SDM recognizes the complex interactions among many feedback loops, rejects notions of linear cause-and-effect, and requires the analyst to view a complete system of relationships whereby the cause might also be affected by the effect. SDM enables analysts to uncover dynamics that is not seen by first view. Moreover, SDM allows the analyst an increased level of flexibility as SDM utilizes both conceptual understanding as well as empirical data collection.
Thus, SDM gives ample opportunities for modelling political sphere, in fact political systems are dynamic, contain feedback mechanisms and delays. Also political processes can be presented in terms of use of material, power and information resources (in the form of stocks and flows).

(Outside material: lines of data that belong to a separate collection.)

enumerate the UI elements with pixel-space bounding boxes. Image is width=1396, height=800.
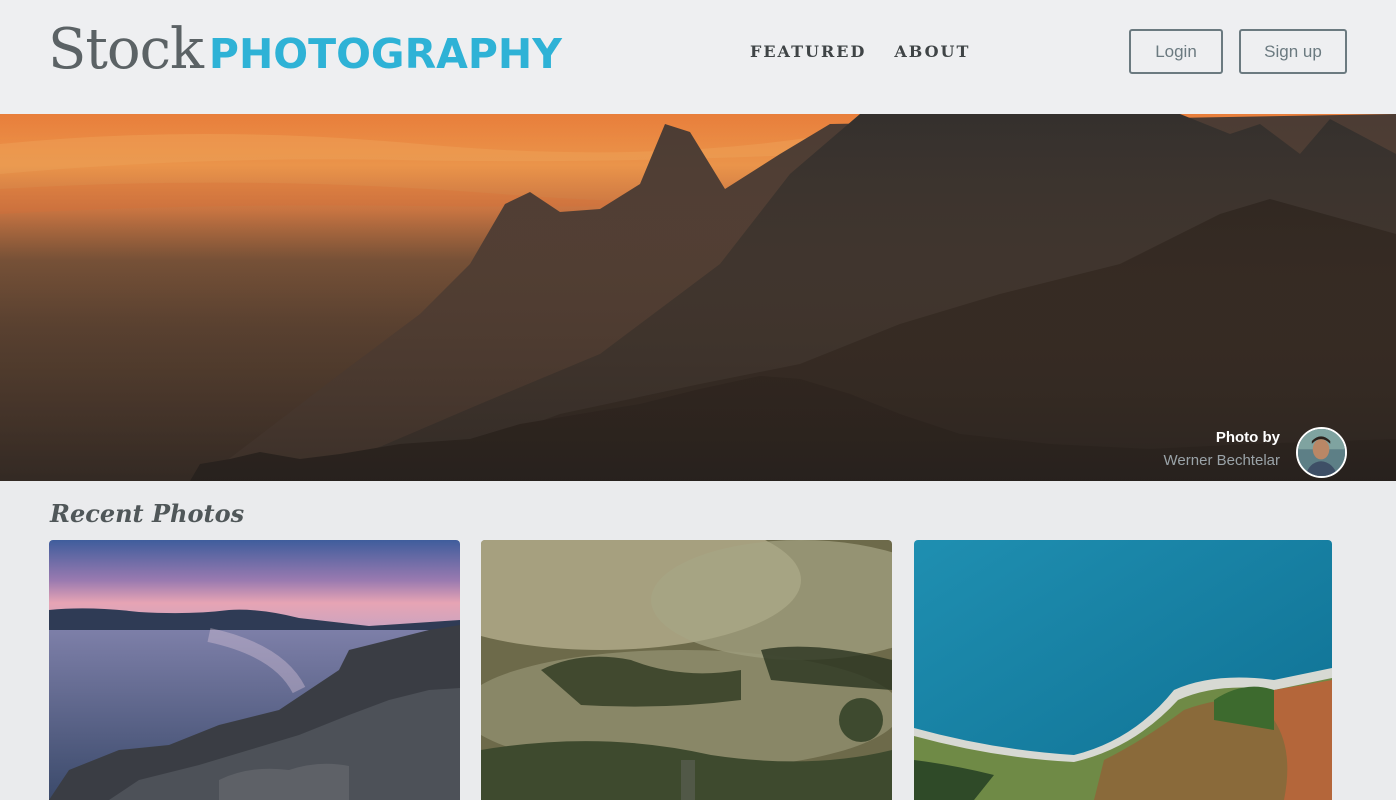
misty-forest-image (481, 540, 892, 800)
logo-stock-text: Stock (48, 17, 204, 82)
photo-card-misty-forest[interactable] (481, 540, 892, 800)
signup-button[interactable]: Sign up (1239, 29, 1347, 74)
site-logo[interactable]: Stock PHOTOGRAPHY (48, 18, 562, 82)
photo-card-ocean-cliff[interactable] (914, 540, 1332, 800)
photographer-name-link[interactable]: Werner Bechtelar (1164, 452, 1280, 469)
recent-photos-heading: Recent Photos (50, 499, 245, 528)
photo-credit-label: Photo by (1215, 429, 1280, 446)
coastal-sunset-image (49, 540, 460, 800)
main-nav: FEATURED ABOUT (750, 42, 970, 61)
photo-card-coastal-sunset[interactable] (49, 540, 460, 800)
site-header: Stock PHOTOGRAPHY FEATURED ABOUT Login S… (0, 0, 1396, 114)
hero-image (0, 114, 1396, 481)
nav-about-link[interactable]: ABOUT (894, 42, 970, 61)
logo-photography-text: PHOTOGRAPHY (208, 30, 562, 78)
person-avatar-icon (1298, 429, 1345, 476)
mountain-landscape-image (0, 114, 1396, 481)
photographer-avatar[interactable] (1296, 427, 1347, 478)
login-button[interactable]: Login (1129, 29, 1223, 74)
nav-featured-link[interactable]: FEATURED (750, 42, 866, 61)
ocean-cliff-aerial-image (914, 540, 1332, 800)
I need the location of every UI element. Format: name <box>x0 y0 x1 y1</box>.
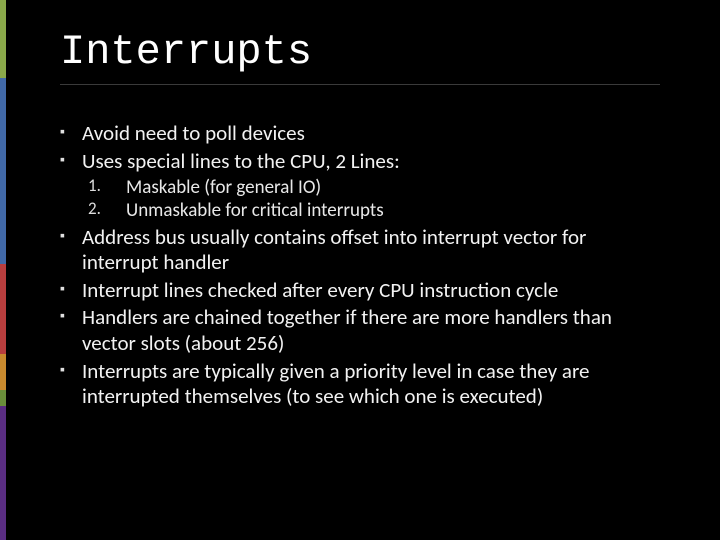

Besides SDM's ability to include not quantitative variables is appreciable advantage at modelling political processes.

System-dynamic modelling can be applied in systems of decision-making as it allows analyzing the huge number of alternatives, strategies also to spend scenario calculations, as like as to investigate dynamics of social systems' development.

References

1.    Choucri N., Madnick S.E., Siegel M.D. Research initiative to understand and model state stability: exploting system dynamics// Composite Information Systems Laboratory (CISL) Sloan School of Management, 2005.
2.    Clarke K.A., Primo D.M. Modernizing political science: a model-based approach. Annual Meeting of the Midwest Political Science Association, Chicago, IL, April 2005.
3.    Coronado, Alan E. Beginner Modeling Exercises: Mental Simulation: Adding Constant Flows. MIT System Dynamics in Education Project, 2001.
4.    Forrester J. Counterintuitive behavior of social systems// Technology Review published by the Alumni Association of the Massachusetts Institute of Technology, 1971.
5.    Forrester, Jay W. Industrial Dynamics. Portland, OR: Productivity Press, 1961.
6.    Forrester, Jay W. System Dynamics and K-12 Teachers. A lecture at the University of Virginia School of Education, 1996.
7.    Forrester, Jay W. System dynamics, system thinking and soft OR// System Dynamics Review: Vol. 10, No. 2, 1994.
8.    Forrester, Jay. Urban Dynamics. Portland, OR: Productivity Press, 1969.
9.    Forrester, Jay W. World dynamics (2 ed.). Portland, OR: Productivity Press, 1973.
10.    Martin, Lesli A. An Introduction to Feedback. MIT System Dynamics in Education Project, 1997.
11.    Martin, Lesli A. Beginner Modeling Exercises. MIT System Dynamics in Education Project, 1997.
12.    Martin, Lesli A. The first step. MIT System Dynamics in Education Project, 1997.